Over the course of the hour Adrian spent with the roundtable, he fielded questions from those tuned in to the video chat. Among them was a question about what it’s like to be in the Olympic Village, which elicited another humorous response.
“It feels like you’re sort of living in a half-finished IKEA,” he said.
The exact nature of the villages vary from city to city, but they tend to resemble a college campus full of buildings with dorm rooms. There is generally a relative dearth of furnishings, which can give the rooms an empty feel. Every country that has enough athletes to fill a building gets its own, and athletes only stay there while competing. Once they’re done, they move into a hotel for the remainder of their time in the Olympic city.
Adrian experienced that in 2008 in Beijing when he swam only on the first day, and then spent the rest of the time watching, along with the rest of the world, as Michael Phelps won eight gold medals and set seven world records in perhaps the greatest single Olympic performance ever.
The 2008 games were also memorable for Adrian because he got to dine with the U.S. basketball team, which featured LeBron James, Kobe Bryant, Dwayne Wade, Jason Kidd and Dwight Howard, among others.
“It was cool how down to earth those guys were,” Adrian said.
To close out the evening, Adrian was asked to reflect on growing up in Kitsap County.

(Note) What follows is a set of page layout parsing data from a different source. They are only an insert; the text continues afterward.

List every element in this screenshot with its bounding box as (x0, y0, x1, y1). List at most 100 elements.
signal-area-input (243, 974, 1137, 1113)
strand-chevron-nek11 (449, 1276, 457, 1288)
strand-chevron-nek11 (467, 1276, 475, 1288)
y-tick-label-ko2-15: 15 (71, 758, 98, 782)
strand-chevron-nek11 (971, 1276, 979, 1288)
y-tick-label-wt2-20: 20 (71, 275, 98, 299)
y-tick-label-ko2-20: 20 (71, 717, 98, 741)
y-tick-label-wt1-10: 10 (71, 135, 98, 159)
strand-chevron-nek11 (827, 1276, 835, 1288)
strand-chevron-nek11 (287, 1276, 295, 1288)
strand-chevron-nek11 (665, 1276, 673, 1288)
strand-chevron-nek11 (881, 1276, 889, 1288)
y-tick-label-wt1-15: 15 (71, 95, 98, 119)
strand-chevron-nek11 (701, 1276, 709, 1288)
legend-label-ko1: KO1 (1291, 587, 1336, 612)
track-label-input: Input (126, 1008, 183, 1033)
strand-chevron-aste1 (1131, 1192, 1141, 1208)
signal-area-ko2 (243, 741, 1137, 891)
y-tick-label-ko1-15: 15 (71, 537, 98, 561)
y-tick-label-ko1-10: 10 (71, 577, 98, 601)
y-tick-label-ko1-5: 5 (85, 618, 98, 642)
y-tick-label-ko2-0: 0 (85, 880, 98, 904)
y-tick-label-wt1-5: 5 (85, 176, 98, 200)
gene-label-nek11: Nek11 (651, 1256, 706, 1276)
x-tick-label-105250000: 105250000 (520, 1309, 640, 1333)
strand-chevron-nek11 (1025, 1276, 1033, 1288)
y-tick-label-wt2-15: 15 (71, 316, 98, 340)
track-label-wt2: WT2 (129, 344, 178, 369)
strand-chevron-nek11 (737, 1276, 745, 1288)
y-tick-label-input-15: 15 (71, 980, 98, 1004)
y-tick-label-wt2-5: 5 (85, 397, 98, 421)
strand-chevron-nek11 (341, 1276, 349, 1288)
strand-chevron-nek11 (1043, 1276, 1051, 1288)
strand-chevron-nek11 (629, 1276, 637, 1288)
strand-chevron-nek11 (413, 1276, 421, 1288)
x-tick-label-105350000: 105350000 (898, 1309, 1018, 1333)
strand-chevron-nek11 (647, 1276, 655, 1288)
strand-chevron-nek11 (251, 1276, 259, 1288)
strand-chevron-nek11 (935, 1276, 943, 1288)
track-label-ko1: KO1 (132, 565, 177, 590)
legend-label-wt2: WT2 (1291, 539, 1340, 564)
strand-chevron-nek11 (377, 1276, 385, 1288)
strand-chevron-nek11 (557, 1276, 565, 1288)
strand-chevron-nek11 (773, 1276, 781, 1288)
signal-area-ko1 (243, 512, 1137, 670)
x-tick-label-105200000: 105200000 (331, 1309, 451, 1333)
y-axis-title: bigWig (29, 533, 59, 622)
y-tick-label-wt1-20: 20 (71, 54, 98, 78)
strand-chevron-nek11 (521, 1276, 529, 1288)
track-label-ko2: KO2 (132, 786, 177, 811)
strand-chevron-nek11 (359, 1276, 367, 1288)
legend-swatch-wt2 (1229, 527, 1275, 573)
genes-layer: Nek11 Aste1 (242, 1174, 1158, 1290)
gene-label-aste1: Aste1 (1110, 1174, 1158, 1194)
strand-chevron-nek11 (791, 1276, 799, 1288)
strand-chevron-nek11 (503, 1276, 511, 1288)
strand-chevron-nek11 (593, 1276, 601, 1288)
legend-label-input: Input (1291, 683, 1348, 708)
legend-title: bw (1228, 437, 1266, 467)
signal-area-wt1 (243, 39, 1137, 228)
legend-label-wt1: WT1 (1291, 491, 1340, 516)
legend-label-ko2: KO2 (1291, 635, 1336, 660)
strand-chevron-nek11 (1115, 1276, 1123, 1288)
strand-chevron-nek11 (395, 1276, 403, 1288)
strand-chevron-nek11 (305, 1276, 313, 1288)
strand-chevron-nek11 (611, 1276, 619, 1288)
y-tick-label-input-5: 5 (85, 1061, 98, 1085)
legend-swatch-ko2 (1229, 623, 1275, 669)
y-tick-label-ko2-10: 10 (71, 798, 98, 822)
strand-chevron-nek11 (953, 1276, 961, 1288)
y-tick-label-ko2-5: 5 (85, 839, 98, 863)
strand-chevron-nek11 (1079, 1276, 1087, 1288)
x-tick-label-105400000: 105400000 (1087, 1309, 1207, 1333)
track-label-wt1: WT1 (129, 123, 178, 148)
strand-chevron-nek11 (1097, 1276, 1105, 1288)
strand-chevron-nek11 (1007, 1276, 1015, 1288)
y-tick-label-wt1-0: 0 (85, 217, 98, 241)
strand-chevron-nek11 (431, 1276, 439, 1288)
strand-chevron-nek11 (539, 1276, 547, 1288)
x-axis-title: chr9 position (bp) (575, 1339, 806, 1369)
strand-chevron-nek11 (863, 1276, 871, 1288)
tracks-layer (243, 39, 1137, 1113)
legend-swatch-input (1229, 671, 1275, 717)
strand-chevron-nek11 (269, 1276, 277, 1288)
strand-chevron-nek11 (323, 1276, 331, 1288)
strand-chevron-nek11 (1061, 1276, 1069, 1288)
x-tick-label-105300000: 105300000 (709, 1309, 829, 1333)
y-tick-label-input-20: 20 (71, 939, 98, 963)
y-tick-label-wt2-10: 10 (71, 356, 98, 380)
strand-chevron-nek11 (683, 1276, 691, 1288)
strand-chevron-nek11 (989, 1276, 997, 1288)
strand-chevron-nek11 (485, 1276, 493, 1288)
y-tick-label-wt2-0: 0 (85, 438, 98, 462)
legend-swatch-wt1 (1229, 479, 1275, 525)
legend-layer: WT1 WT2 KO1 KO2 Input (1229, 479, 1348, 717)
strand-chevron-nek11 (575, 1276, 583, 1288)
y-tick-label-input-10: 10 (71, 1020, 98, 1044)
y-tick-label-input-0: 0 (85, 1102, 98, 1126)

Now that he lives in northern California, he regularly sees grass that easily turns yellow and brown in the relatively hot and dry conditions. He remembered with warmth the “amazing” summers that typically stayed moderate in temperature and saw the sun stay out past 9 p.m. He also said he’d take driving through the woods on Highway 16 over being stuck in traffic on the San Francisco-Oakland Bay Bridge any day.
And he always gets his turn to brag when friends and neighbors return from popular California destination Lake Tahoe and they rave about how beautiful the lake is. Adrian responds, “Yes, but every lake in Washington looks like this.”
“It’s really extraordinary, and I feel very lucky to have been raised in a place like that,” Adrian said.